Adams published his first book in 1985. As of 2020, Adams has published a total of three books: An Environmental Agenda for the Future (1985), A Force for Nature: The Story of NRDC and Its Fight to Save our Planet (2010), and A Force for the Future: Inside NRDC’s Fight to Save the Planet and Its People (2020)

== Awards ==
=== Presidential Medal of Freedom ===
Adams' most notable award, the Presidential Medal of Freedom, was awarded to him by President Obama in 2010 for his extreme dedication and efforts advocating for the preservation of the environment. The Presidential Medal of Freedom is the highest honor a civilian can receive. Upon receiving the award, Adams says:

"For forty years I've been privileged to live out my passion, standing up for the natural inheritance that belongs to us all. In receiving this great honor today, I stand on the shoulders of a remarkable NRDC team, and of Americans everywhere, who love this country and believe we share a common duty to safeguard the waters that nourish us, the wildlife that inspires us, the air that sustains us and the land we call home. This is our country. It is ours to cherish; it is ours to protect. That is how we keep faith with future generations. And I thank the President for recognizing this high calling and the contribution I've been privileged to make."
— John H. Adams

=== House of Representatives tribute ===
In 2005, John Adams was given the honor of having a tribute from the house of representatives in which his most notable efforts and achievements are highlighted. Maurice Hinchey of New York presented Adams’ honors in the house of representatives.

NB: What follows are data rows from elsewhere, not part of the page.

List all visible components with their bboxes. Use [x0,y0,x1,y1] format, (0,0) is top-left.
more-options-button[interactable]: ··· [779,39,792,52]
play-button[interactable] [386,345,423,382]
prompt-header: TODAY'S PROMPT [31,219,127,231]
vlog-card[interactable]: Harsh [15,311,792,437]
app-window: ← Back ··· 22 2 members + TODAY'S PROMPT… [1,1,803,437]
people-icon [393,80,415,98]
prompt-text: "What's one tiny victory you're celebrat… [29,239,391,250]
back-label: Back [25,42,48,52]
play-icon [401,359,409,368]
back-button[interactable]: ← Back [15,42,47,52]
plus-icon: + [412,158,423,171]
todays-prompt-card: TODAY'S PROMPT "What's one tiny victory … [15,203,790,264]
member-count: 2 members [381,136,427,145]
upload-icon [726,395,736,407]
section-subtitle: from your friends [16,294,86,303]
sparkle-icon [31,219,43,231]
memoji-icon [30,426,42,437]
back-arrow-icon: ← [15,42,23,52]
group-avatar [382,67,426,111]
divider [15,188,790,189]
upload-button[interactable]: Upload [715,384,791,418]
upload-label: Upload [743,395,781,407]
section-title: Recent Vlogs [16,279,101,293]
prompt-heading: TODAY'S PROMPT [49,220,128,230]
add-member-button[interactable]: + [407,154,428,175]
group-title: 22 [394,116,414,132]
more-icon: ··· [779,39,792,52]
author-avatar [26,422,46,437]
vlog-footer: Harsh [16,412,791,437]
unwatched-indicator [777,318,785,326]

=== Endowed Professorship at Duke University Law School ===
Adam's alma mater, Duke University Law School, endowed a professorship in his honor in 2017. This professorship's funding has commitments of over a million US dollars from individuals and the Duke Endowment.

=== Other ===
Some of Adams' less notable awards include:

One World One Child Lifetime Achievement Award (2005), NRDC's Forces For Nature Award (2005), the Wilderness Society's Robert Marshall Award (2005), the Natural Resources Council of America's Award of Honor (2001), the Green Cross Millennium Award for Individual Environmental Leadership (2000), the Judge Lumbard Cup for public service from the United States, the National Conservation Achievement Award from the National Wildlife Federation (1999), the Francis K. Hutchinson Conservation Award from the Garden Club of America (1990), Duke University's Distinguished Alumni Award, and in 1992, Duke University Law School's Charles J. Murphy Award.